The brands that start bold don’t need to chase the algorithm. They have a strong perspective, a tone, an idea, and a truth that guides what they say and how they show up. That’s what keeps the work consistent.

LEGO’s Father’s Day campaign in the UAE is a great example. It didn’t follow the typical playbook. Instead, it reframed the day as a moment shared between Dads and their kids, rooted in family values. It was thoughtful and true to both the brand and the audience.

Virgin Mobile and LEGO both leaned into what actually matters to their audience. Relevance over reach, truth over trend. They weren’t trying to be loud; they were confident enough to be specific – which is exactly why they landed so well.

STRATEGY BEFORE EXECUTION, ALWAYS

We talk a lot about creative work.
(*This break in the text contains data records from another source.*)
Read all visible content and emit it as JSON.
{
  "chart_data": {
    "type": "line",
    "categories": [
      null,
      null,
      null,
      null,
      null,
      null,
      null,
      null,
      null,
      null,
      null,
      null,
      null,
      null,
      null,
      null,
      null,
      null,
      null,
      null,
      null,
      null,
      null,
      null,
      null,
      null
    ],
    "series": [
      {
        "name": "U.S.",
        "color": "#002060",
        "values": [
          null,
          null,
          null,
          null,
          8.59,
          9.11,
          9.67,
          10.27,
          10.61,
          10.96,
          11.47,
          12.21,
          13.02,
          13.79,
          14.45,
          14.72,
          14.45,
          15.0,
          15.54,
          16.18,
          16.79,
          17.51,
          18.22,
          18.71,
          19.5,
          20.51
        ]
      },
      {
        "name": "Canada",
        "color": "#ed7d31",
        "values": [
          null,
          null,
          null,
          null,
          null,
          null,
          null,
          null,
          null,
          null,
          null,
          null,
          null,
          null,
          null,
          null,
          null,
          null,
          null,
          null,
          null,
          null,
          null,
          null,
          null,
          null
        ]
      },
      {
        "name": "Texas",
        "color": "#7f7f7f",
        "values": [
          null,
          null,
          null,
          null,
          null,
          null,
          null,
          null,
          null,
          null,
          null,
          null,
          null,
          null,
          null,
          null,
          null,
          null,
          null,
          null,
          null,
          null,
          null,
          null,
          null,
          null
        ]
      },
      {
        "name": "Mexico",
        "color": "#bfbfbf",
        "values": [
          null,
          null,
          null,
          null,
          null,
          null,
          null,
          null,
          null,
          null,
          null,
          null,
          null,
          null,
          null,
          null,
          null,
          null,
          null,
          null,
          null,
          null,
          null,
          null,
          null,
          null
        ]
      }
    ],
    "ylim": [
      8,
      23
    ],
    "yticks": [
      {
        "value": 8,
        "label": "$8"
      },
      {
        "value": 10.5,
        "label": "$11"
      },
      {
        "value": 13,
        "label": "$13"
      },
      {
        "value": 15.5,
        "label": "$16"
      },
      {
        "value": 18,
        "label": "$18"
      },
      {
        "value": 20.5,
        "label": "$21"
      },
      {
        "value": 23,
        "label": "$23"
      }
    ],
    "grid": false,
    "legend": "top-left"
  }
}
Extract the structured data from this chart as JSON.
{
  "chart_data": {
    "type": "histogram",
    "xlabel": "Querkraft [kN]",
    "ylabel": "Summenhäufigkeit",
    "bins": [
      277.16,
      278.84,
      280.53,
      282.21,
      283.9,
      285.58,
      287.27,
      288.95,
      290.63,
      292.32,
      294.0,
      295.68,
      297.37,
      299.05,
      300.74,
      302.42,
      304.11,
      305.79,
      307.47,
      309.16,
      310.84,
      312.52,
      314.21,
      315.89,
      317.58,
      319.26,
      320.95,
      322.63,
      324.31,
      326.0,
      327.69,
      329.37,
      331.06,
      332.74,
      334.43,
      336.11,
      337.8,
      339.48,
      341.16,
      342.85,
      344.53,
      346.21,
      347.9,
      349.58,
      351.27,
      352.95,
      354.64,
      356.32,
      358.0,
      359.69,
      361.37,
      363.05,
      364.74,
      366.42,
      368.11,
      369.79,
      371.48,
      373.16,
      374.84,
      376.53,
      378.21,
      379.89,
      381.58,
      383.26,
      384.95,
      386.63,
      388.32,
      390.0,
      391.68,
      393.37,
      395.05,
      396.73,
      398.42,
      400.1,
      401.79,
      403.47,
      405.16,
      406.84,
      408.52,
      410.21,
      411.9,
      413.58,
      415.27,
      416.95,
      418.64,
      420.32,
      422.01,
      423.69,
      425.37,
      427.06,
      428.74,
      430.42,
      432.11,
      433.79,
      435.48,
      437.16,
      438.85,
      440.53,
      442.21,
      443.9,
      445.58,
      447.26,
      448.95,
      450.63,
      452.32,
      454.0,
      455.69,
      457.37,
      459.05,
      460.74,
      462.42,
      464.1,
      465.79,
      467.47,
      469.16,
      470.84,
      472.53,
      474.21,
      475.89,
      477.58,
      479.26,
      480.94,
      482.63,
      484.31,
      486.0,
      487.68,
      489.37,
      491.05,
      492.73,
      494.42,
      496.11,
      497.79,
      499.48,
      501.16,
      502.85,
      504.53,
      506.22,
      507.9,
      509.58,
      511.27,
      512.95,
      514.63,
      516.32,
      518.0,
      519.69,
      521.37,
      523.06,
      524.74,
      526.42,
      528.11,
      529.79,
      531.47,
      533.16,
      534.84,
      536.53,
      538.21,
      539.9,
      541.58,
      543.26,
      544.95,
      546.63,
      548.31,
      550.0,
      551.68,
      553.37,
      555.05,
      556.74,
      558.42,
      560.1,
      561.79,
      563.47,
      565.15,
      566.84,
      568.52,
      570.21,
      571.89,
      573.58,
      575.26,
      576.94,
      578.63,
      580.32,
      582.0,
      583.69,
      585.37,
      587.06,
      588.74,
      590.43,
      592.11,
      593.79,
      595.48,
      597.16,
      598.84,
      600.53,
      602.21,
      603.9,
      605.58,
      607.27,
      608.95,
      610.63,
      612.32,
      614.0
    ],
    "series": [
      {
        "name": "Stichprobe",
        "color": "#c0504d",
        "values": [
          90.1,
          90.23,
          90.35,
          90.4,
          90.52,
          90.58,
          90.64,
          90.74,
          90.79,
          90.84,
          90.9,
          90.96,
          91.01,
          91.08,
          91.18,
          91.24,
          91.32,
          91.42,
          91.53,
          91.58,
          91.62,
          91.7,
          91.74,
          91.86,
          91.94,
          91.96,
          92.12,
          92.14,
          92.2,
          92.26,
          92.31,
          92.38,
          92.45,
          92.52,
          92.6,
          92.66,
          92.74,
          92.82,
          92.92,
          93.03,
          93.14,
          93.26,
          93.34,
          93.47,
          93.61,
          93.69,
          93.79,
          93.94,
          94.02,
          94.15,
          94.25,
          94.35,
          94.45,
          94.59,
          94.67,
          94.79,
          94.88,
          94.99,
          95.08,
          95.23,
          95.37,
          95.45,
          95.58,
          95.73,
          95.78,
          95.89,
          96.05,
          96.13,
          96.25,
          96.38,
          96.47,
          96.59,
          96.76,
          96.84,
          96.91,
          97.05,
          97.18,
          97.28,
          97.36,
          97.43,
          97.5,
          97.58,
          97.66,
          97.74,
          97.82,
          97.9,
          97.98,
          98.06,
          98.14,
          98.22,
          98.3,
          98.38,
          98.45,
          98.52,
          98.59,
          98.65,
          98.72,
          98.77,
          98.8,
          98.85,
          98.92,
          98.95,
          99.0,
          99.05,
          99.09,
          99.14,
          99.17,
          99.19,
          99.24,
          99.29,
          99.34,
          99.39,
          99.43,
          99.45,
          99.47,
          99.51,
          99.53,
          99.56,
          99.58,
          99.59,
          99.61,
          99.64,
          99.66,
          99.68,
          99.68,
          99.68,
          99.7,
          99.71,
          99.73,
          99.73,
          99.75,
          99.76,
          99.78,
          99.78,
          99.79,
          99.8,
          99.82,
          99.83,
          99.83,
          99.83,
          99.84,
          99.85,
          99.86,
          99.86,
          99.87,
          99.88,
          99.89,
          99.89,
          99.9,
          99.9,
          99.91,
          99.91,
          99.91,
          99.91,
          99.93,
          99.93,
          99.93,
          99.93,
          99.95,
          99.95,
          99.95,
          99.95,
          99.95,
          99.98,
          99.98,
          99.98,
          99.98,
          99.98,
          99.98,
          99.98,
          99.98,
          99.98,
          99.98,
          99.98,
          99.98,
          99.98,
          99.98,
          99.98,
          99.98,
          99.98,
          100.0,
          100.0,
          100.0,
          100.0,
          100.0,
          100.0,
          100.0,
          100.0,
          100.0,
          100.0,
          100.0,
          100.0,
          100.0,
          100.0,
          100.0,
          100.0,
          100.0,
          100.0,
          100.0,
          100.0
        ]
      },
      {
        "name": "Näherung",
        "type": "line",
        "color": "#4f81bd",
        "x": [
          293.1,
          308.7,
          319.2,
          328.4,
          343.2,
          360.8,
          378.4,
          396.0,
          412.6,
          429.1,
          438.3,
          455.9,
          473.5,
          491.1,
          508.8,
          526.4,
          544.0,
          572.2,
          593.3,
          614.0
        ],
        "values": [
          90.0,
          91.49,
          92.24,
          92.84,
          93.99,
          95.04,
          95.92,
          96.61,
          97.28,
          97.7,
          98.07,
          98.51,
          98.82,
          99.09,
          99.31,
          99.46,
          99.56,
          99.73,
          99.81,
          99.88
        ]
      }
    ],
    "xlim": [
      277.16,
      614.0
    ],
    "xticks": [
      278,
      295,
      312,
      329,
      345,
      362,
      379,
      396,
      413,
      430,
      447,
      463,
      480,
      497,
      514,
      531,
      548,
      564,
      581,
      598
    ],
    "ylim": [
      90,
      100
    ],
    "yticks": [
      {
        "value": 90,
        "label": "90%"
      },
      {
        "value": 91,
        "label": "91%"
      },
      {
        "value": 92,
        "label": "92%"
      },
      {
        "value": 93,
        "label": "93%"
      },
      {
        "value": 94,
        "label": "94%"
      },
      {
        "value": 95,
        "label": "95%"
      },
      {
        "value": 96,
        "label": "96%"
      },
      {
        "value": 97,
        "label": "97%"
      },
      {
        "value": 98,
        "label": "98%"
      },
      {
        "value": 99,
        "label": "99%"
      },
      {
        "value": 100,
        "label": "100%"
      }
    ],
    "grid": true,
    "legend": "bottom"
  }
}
But the most effective campaigns start at the brief, when the right questions get asked:

What do we want people to feel when they see this brand?

Where is our audience – emotionally, culturally – when we meet them?

What’s the long game here?

The brands that win long-term aren’t the ones scrambling to do more. They are the ones that work out a clear plan – focusing on what matters, with real intention.

Dubai Tourism’s “Here Today, Dubai Tomorrow” campaign was another project that totally nailed this. It was rooted in a hard truth: many Brits see Dubai as unfriendly, corporate, and soulless. Instead of pushing out a slick ad or leaning on influencers, they built an immersive travel experience, curated moments, hands-on storytelling, and real-time engagement. It wasn’t about flash. It was about shifting perception through something thoughtful and specific.

CONCLUSION

Great brands don’t rush to be everywhere; they work hard to be understood. They ask the right questions, build stronger foundations, and resist the pressure to chase every trend or timeline.

This is particularly important in a region as layered and diverse as the Middle East. The brands that last are the ones that take the time to listen, to learn, and to lead with intent. Because the work that lasts doesn’t come from moving fast. It comes from moving with meaning.